Ralf Bucher: Ureigenste Aufgabe des Bauernverbandes ist es, wirkungsvolle Öffentlichkeitsarbeit für die Landwirtschaft zu leisten. Dafür bietet uns die AMA eine hervorragende Plattform.

Indem Tiere gezeigt werden, welche die Kinder streicheln dürfen?

Ralf Bucher: Der Jö-Effekt gehört dazu. Ganz nach dem Motto: ‹Mit Speck fängt man Mäuse› können wir über unsere Tiere - die übrigens von Fachleuten präsentiert werden - einen ersten Kontakt zu unseren Konsumenten herstellen und auf diesem Kontakt weiter aufbauen.

Und die AMA-Besucher interessieren sich tatsächlich nicht nur dafür, wie schnell jenes Ferkel rennt, auf das sie am Säulirennen gewettet haben?

Ralf Bucher: Wir sind 2003 regelmässig an der AMA vertreten, seit 2003 auch mit dem grossen Aussenstand. In dieser Zeit haben wir viel in die Konsumenteninformation investiert und die Reaktionen zeigen, dass wir damit auf dem richtigen Weg sind. Wir kommen mit den Konsumentinnen und Konsumenten ins Gespräch und können ihnen zeigen, was die Aargauer Bauern leisten.

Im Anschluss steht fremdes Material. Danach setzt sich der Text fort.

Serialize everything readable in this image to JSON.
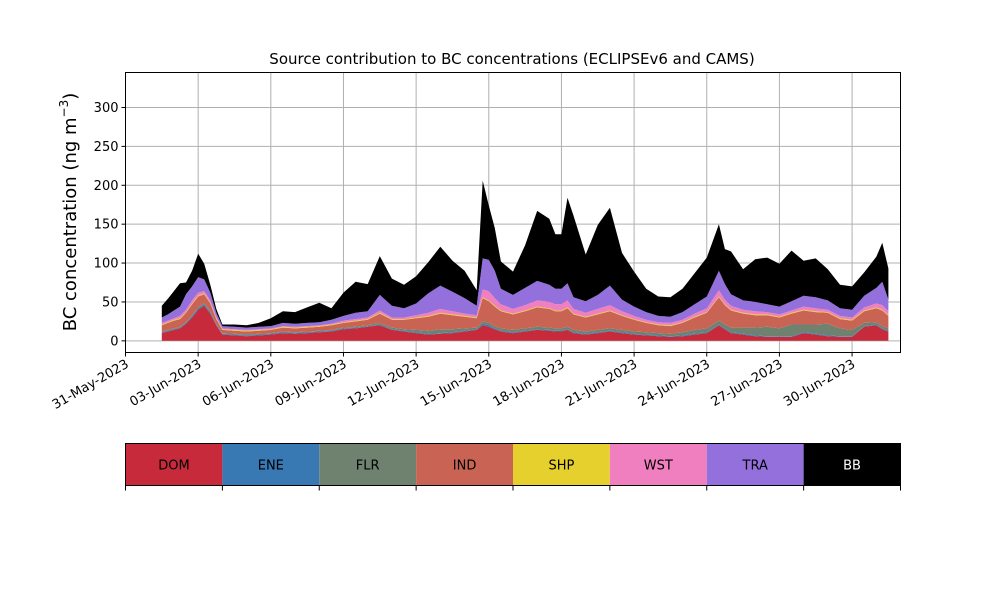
{
  "chart_data": {
    "type": "area",
    "stacked": true,
    "title": "Source contribution to BC concentrations (ECLIPSEv6 and CAMS)",
    "xlabel": "",
    "ylabel": "BC concentration (ng m",
    "ylabel_superscript": "−3",
    "ylabel_suffix": ")",
    "grid": true,
    "xlim": [
      "2023-05-31T00:00",
      "2023-07-02T00:00"
    ],
    "ylim": [
      -15,
      345
    ],
    "x_ticks": [
      "31-May-2023",
      "03-Jun-2023",
      "06-Jun-2023",
      "09-Jun-2023",
      "12-Jun-2023",
      "15-Jun-2023",
      "18-Jun-2023",
      "21-Jun-2023",
      "24-Jun-2023",
      "27-Jun-2023",
      "30-Jun-2023"
    ],
    "y_ticks": [
      0,
      50,
      100,
      150,
      200,
      250,
      300
    ],
    "legend_position": "bottom",
    "legend": [
      {
        "name": "DOM",
        "color": "#c72a3a",
        "text_color": "#000000"
      },
      {
        "name": "ENE",
        "color": "#3878b3",
        "text_color": "#000000"
      },
      {
        "name": "FLR",
        "color": "#6f8270",
        "text_color": "#000000"
      },
      {
        "name": "IND",
        "color": "#c96454",
        "text_color": "#000000"
      },
      {
        "name": "SHP",
        "color": "#e6d02e",
        "text_color": "#000000"
      },
      {
        "name": "WST",
        "color": "#f07fbf",
        "text_color": "#000000"
      },
      {
        "name": "TRA",
        "color": "#9370db",
        "text_color": "#000000"
      },
      {
        "name": "BB",
        "color": "#000000",
        "text_color": "#ffffff"
      }
    ],
    "series_order": [
      "DOM",
      "ENE",
      "FLR",
      "IND",
      "SHP",
      "WST",
      "TRA",
      "BB"
    ],
    "x": [
      "2023-06-01T12:00",
      "2023-06-01T18:00",
      "2023-06-02T00:00",
      "2023-06-02T06:00",
      "2023-06-02T12:00",
      "2023-06-02T18:00",
      "2023-06-03T00:00",
      "2023-06-03T06:00",
      "2023-06-03T12:00",
      "2023-06-03T18:00",
      "2023-06-04T00:00",
      "2023-06-04T12:00",
      "2023-06-05T00:00",
      "2023-06-05T12:00",
      "2023-06-06T00:00",
      "2023-06-06T12:00",
      "2023-06-07T00:00",
      "2023-06-07T12:00",
      "2023-06-08T00:00",
      "2023-06-08T12:00",
      "2023-06-09T00:00",
      "2023-06-09T12:00",
      "2023-06-10T00:00",
      "2023-06-10T12:00",
      "2023-06-11T00:00",
      "2023-06-11T12:00",
      "2023-06-12T00:00",
      "2023-06-12T12:00",
      "2023-06-13T00:00",
      "2023-06-13T12:00",
      "2023-06-14T00:00",
      "2023-06-14T12:00",
      "2023-06-14T18:00",
      "2023-06-15T00:00",
      "2023-06-15T06:00",
      "2023-06-15T12:00",
      "2023-06-16T00:00",
      "2023-06-16T12:00",
      "2023-06-17T00:00",
      "2023-06-17T12:00",
      "2023-06-17T18:00",
      "2023-06-18T00:00",
      "2023-06-18T06:00",
      "2023-06-18T12:00",
      "2023-06-19T00:00",
      "2023-06-19T12:00",
      "2023-06-20T00:00",
      "2023-06-20T12:00",
      "2023-06-21T00:00",
      "2023-06-21T12:00",
      "2023-06-22T00:00",
      "2023-06-22T12:00",
      "2023-06-23T00:00",
      "2023-06-23T12:00",
      "2023-06-24T00:00",
      "2023-06-24T12:00",
      "2023-06-24T18:00",
      "2023-06-25T00:00",
      "2023-06-25T12:00",
      "2023-06-26T00:00",
      "2023-06-26T12:00",
      "2023-06-27T00:00",
      "2023-06-27T12:00",
      "2023-06-28T00:00",
      "2023-06-28T12:00",
      "2023-06-29T00:00",
      "2023-06-29T12:00",
      "2023-06-30T00:00",
      "2023-06-30T12:00",
      "2023-07-01T00:00",
      "2023-07-01T06:00",
      "2023-07-01T12:00"
    ],
    "series": [
      {
        "name": "DOM",
        "values": [
          10,
          12,
          14,
          16,
          22,
          30,
          40,
          45,
          35,
          20,
          8,
          7,
          6,
          7,
          8,
          10,
          9,
          10,
          11,
          12,
          15,
          16,
          18,
          20,
          14,
          12,
          10,
          8,
          9,
          10,
          12,
          14,
          20,
          18,
          15,
          12,
          10,
          12,
          14,
          13,
          12,
          12,
          14,
          10,
          8,
          10,
          12,
          10,
          8,
          7,
          6,
          5,
          6,
          8,
          10,
          20,
          15,
          10,
          8,
          6,
          5,
          5,
          5,
          10,
          8,
          6,
          5,
          5,
          18,
          20,
          15,
          12
        ]
      },
      {
        "name": "ENE",
        "values": [
          1,
          1,
          1,
          1,
          1,
          2,
          2,
          2,
          2,
          1,
          1,
          1,
          1,
          1,
          1,
          1,
          1,
          1,
          1,
          1,
          1,
          1,
          1,
          1,
          1,
          1,
          1,
          1,
          1,
          1,
          1,
          1,
          2,
          2,
          1,
          1,
          1,
          1,
          1,
          1,
          1,
          1,
          1,
          1,
          1,
          1,
          1,
          1,
          1,
          1,
          1,
          1,
          1,
          1,
          1,
          1,
          1,
          1,
          1,
          1,
          1,
          1,
          1,
          1,
          1,
          1,
          1,
          1,
          1,
          1,
          1,
          1
        ]
      },
      {
        "name": "FLR",
        "values": [
          1,
          1,
          1,
          1,
          1,
          1,
          1,
          1,
          1,
          1,
          1,
          1,
          1,
          1,
          1,
          1,
          1,
          1,
          1,
          1,
          1,
          1,
          1,
          2,
          2,
          2,
          3,
          4,
          5,
          4,
          3,
          2,
          3,
          3,
          3,
          3,
          3,
          3,
          3,
          3,
          3,
          3,
          3,
          3,
          3,
          3,
          3,
          3,
          3,
          3,
          3,
          3,
          4,
          5,
          5,
          5,
          5,
          6,
          8,
          10,
          12,
          10,
          15,
          10,
          12,
          15,
          10,
          8,
          4,
          3,
          3,
          3
        ]
      },
      {
        "name": "IND",
        "values": [
          8,
          9,
          10,
          10,
          12,
          14,
          14,
          12,
          10,
          6,
          4,
          4,
          4,
          4,
          4,
          5,
          5,
          5,
          5,
          6,
          6,
          7,
          7,
          12,
          10,
          12,
          15,
          18,
          20,
          18,
          15,
          12,
          30,
          28,
          25,
          22,
          20,
          22,
          25,
          24,
          22,
          22,
          24,
          20,
          18,
          20,
          22,
          18,
          15,
          12,
          10,
          10,
          12,
          16,
          20,
          30,
          25,
          22,
          18,
          16,
          15,
          14,
          14,
          18,
          16,
          14,
          12,
          12,
          15,
          18,
          20,
          16
        ]
      },
      {
        "name": "SHP",
        "values": [
          1,
          1,
          1,
          1,
          1,
          1,
          1,
          1,
          1,
          1,
          1,
          1,
          1,
          1,
          1,
          1,
          1,
          1,
          1,
          1,
          1,
          1,
          1,
          1,
          1,
          1,
          1,
          1,
          1,
          1,
          1,
          1,
          1,
          1,
          1,
          1,
          1,
          1,
          1,
          1,
          1,
          1,
          1,
          1,
          1,
          1,
          1,
          1,
          1,
          1,
          1,
          1,
          1,
          1,
          1,
          1,
          1,
          1,
          1,
          1,
          1,
          1,
          1,
          1,
          1,
          1,
          1,
          1,
          1,
          1,
          1,
          1
        ]
      },
      {
        "name": "WST",
        "values": [
          2,
          2,
          2,
          3,
          3,
          4,
          4,
          3,
          3,
          2,
          1,
          1,
          1,
          1,
          1,
          1,
          1,
          1,
          1,
          1,
          2,
          2,
          2,
          3,
          2,
          2,
          3,
          4,
          5,
          4,
          3,
          3,
          10,
          12,
          10,
          8,
          6,
          7,
          8,
          8,
          8,
          8,
          9,
          6,
          5,
          6,
          7,
          5,
          4,
          3,
          3,
          3,
          3,
          4,
          5,
          8,
          6,
          5,
          4,
          4,
          3,
          3,
          3,
          4,
          4,
          3,
          3,
          3,
          4,
          5,
          6,
          5
        ]
      },
      {
        "name": "TRA",
        "values": [
          7,
          8,
          10,
          12,
          20,
          18,
          20,
          15,
          10,
          5,
          3,
          3,
          3,
          3,
          3,
          4,
          4,
          4,
          4,
          5,
          6,
          8,
          8,
          20,
          15,
          12,
          15,
          25,
          30,
          25,
          20,
          12,
          40,
          40,
          35,
          20,
          18,
          22,
          25,
          22,
          20,
          20,
          22,
          15,
          15,
          18,
          25,
          15,
          12,
          10,
          8,
          8,
          10,
          12,
          15,
          25,
          20,
          15,
          12,
          12,
          10,
          10,
          12,
          14,
          14,
          12,
          10,
          10,
          15,
          20,
          30,
          15
        ]
      },
      {
        "name": "BB",
        "values": [
          15,
          20,
          25,
          30,
          15,
          20,
          30,
          20,
          10,
          5,
          2,
          3,
          3,
          5,
          10,
          15,
          15,
          20,
          25,
          15,
          30,
          40,
          35,
          50,
          35,
          30,
          35,
          40,
          50,
          40,
          35,
          20,
          100,
          70,
          55,
          35,
          30,
          55,
          90,
          85,
          70,
          70,
          110,
          105,
          60,
          90,
          100,
          60,
          45,
          30,
          25,
          25,
          30,
          40,
          50,
          60,
          45,
          55,
          40,
          55,
          60,
          55,
          65,
          45,
          50,
          40,
          30,
          30,
          30,
          40,
          50,
          40
        ]
      }
    ]
  }
}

Was genau zeigen die Bauern?

Ralf Bucher: Die Bauern zeigen, dass sie umwelt- und tierschonend qualitativ hochwertige Nahrungsmittel produzieren, und das nachhaltig, in der Region für die Region.

Lässt sich der Erfolg der Bauernpräsenz an der AMA messen?

Ralf Bucher: Wir können keine konkrete Kosten-Nutzen-Rechnung machen. Doch wir sind davon überzeugt, dass von unserer Zusammenarbeit beide Parteien profitieren. Die AMA davon, dass wir ein Publikumsmagnet sind, und wir davon, dass wir uns an einer so bedeutenden Ausstellung präsentieren dürfen.